In Part Two the music is initially smoothened such that there’s no longer a real sense of individual instruments, just anonymous drifting and overlapping pitches (very Eno-like). Gradually, though, their identities return, with the striking addition of a collection of delicate shining chords that, in relation to the extreme tenderness that typifies everything we’ve heard so far, sound almost exaggeratedly demonstrative. Everything turns around the mid-point of Part Two, receding into soft noise and rumble, almost all elements blurred and muffled, with only the slightest vestiges of higher register pitches remaining. Again sounding static yet moving, it’s a simply gorgeous musical environment, one that could seemingly continue forever. Only the piano remains identifiable, heard in the tiniest of arpeggios that continue into the final section, plainly titled ’10 Minutes’. In practice, it’s less an epilogue than an evaporation, the soft band of noise in the background slowly disappearing, highlighting the gaps between each arpeggio that become long silences. Everything about The End is completely marvellous; it’s certainly Wixel’s masterpiece and, for me, is one of the best and most beautiful ambient albums ever made.

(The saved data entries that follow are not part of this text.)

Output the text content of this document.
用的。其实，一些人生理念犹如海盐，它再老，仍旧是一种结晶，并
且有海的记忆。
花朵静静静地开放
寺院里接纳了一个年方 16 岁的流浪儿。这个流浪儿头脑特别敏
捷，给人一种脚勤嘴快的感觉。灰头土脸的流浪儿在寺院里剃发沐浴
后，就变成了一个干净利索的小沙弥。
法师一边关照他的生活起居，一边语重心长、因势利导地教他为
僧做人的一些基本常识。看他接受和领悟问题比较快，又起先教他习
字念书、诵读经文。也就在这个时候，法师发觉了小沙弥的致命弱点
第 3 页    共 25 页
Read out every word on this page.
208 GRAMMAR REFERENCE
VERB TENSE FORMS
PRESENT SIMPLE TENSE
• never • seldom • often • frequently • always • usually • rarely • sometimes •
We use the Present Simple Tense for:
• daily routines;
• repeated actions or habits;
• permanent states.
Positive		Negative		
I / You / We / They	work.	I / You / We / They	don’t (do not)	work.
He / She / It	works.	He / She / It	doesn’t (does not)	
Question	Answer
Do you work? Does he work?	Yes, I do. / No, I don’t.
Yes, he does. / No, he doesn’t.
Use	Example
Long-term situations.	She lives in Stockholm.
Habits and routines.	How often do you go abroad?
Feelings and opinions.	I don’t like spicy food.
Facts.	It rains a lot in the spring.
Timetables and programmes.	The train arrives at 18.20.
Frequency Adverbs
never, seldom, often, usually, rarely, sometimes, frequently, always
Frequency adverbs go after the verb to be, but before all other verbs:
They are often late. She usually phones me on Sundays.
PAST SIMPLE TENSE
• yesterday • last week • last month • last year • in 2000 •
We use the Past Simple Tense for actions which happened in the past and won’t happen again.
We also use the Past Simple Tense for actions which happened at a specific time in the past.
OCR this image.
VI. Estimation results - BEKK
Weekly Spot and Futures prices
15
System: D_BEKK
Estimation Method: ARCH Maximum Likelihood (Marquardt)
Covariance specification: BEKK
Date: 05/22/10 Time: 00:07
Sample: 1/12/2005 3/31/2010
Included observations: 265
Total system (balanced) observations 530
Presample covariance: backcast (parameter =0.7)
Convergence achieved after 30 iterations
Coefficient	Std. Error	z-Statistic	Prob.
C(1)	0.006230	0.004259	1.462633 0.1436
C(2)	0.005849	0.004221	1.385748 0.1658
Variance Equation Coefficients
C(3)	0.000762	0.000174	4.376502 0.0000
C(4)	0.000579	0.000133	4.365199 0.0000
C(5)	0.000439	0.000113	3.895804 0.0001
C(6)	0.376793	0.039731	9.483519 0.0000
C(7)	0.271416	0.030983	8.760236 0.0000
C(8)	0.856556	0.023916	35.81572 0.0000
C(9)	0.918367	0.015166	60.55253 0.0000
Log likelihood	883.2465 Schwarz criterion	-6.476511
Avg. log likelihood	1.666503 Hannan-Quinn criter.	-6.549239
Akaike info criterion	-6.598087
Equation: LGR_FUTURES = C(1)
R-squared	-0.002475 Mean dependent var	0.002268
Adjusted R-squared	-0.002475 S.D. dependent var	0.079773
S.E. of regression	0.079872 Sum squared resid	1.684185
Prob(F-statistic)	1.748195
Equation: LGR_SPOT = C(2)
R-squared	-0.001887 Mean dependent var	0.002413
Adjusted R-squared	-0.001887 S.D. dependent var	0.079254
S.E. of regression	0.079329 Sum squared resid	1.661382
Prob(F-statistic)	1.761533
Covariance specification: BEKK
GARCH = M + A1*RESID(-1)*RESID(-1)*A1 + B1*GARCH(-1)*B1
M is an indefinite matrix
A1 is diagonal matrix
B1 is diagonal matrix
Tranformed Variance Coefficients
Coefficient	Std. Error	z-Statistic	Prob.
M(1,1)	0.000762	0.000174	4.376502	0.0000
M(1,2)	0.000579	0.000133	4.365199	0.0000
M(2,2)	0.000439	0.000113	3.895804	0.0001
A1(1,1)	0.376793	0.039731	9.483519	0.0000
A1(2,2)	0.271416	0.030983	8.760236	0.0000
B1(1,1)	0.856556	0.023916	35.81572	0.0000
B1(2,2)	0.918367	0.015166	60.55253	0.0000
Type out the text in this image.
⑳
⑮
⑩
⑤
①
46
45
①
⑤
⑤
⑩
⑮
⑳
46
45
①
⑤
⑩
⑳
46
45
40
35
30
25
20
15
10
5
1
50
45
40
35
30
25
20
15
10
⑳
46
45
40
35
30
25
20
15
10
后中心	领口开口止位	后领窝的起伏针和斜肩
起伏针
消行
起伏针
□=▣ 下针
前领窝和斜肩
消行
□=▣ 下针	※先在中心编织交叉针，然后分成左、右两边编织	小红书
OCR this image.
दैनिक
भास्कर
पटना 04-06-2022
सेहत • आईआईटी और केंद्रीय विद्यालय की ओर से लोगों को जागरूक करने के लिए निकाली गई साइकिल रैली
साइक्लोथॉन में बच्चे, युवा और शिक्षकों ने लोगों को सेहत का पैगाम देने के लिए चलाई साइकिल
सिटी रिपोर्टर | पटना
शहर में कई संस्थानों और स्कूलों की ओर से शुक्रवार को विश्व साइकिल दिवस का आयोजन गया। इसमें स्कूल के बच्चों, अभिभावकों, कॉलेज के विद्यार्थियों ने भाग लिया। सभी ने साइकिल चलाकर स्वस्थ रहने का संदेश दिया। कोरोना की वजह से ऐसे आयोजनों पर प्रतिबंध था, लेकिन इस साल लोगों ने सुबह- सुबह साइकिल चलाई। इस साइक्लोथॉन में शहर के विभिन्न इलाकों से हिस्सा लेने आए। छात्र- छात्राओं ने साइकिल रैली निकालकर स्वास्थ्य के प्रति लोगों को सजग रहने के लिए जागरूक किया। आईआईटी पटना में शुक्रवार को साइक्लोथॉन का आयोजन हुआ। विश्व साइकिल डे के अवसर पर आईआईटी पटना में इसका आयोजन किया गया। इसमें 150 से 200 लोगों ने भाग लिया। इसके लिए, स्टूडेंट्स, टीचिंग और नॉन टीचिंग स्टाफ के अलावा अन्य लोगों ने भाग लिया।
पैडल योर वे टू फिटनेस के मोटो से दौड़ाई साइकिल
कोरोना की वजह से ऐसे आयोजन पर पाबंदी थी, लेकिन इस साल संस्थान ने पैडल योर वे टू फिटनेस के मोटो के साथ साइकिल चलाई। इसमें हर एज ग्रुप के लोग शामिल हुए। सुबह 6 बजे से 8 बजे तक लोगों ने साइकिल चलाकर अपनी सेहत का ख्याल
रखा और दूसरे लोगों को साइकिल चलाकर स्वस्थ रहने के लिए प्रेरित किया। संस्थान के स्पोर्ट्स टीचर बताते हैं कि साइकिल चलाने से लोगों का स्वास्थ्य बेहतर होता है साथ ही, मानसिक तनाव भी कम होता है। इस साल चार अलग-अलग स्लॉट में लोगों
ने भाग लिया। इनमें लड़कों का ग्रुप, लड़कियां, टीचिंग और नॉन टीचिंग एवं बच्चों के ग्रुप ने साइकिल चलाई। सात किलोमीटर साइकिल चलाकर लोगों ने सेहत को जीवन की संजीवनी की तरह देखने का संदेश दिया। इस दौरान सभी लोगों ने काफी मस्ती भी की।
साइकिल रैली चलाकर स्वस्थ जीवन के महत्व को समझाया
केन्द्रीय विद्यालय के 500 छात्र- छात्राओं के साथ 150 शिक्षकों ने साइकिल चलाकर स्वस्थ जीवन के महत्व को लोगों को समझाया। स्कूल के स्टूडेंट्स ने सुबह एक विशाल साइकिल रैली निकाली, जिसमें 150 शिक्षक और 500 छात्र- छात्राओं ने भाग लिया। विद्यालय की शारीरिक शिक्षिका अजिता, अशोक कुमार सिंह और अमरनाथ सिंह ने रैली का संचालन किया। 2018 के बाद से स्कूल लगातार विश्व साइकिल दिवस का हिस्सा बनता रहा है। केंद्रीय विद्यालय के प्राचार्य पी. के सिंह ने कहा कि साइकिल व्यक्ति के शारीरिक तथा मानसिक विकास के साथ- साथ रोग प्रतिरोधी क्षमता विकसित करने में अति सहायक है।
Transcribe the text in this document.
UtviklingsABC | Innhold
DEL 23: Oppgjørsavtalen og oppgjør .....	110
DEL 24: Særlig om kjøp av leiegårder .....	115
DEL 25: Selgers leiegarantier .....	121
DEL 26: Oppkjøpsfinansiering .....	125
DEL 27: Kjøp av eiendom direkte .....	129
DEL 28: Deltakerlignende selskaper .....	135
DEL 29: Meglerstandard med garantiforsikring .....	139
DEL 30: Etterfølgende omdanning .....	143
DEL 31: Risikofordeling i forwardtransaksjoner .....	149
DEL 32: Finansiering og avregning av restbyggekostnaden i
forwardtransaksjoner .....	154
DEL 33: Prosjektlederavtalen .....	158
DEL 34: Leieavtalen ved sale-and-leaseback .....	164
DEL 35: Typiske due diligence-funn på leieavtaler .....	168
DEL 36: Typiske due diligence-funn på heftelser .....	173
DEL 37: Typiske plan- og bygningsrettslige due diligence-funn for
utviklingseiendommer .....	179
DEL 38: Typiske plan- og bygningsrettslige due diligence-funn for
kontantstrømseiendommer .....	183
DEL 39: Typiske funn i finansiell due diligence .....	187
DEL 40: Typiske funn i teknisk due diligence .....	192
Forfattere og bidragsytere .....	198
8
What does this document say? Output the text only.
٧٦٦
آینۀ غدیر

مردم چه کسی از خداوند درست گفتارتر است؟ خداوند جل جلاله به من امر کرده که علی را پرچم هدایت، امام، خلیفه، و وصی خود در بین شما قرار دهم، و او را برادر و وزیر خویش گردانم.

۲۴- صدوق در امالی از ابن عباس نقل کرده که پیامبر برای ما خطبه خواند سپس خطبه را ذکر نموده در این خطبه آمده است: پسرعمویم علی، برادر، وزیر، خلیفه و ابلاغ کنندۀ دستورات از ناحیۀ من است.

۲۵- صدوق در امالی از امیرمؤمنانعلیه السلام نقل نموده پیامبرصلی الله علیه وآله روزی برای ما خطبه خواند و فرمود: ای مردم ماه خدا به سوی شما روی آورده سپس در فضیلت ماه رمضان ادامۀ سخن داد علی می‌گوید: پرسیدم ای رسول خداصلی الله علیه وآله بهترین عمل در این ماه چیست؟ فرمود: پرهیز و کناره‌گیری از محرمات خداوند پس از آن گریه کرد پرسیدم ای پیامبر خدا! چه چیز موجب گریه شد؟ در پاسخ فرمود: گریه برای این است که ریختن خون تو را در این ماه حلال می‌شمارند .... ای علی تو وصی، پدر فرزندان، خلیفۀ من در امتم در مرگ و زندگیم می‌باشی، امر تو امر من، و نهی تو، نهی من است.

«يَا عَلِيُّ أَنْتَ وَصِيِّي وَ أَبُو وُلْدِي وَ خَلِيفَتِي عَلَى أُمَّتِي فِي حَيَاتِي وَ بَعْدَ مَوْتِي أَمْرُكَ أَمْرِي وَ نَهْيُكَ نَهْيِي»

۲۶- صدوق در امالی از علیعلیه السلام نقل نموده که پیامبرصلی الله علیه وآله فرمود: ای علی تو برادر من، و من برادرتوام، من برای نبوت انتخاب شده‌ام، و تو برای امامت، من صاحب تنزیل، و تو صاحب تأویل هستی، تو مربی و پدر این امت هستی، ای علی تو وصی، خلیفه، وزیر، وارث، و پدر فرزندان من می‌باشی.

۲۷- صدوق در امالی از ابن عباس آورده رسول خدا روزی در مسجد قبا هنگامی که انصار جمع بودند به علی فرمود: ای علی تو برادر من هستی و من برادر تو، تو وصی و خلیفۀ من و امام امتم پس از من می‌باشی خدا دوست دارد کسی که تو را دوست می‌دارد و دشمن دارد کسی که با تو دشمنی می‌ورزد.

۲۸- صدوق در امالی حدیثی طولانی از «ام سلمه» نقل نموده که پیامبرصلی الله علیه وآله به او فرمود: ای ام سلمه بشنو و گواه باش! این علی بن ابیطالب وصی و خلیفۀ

Beyond these four albums, which are the definite highlights of the ‘2009 Project’, i’d also highly recommend Clouds, which features some deliciously poignant music in its first three tracks. Opening track ‘Cloud Formation’, in particular, brings together detailed pitches and an amorphous cloud of pitch in such a way that the result is surprisingly poignant, even (in my experience) unaccountably tear-jerking. The aforementioned Slaapliedjes is also well worth spending time with, though perhaps best in the background where its liminal “pretty and boring” material can be engaged with and ignored in the most effective way. Slaapliedjes #2 and Unwind are somewhat less engaging examples of the same kind of compositional mindset. As for the rest, as i indicated before it’s a very mixed bag; among the better tracks are ‘Morning Flight’, ‘Mourning Hummingbirds’ and ‘The Forever’ on Blood Red Bird, ‘Standing in a Breeze on the Sun’ and ‘Moon / Gone’ on Somewhere Between The Sun & The Moon Part 2, and ‘The Bergeron Process’ and ‘Aesthetics of Clouds’ on Winter, all standout exceptions on otherwise quite humdrum albums. Unless you’re in the mood for 20 minutes of bland, dirge-like moping, it’s probably best to avoid Sway With Me, Aimlessly – yet, again as i indicated before, your mileage may considerable vary.
All 12 albums can be downloaded free from the 2009 Project Bandcamp site.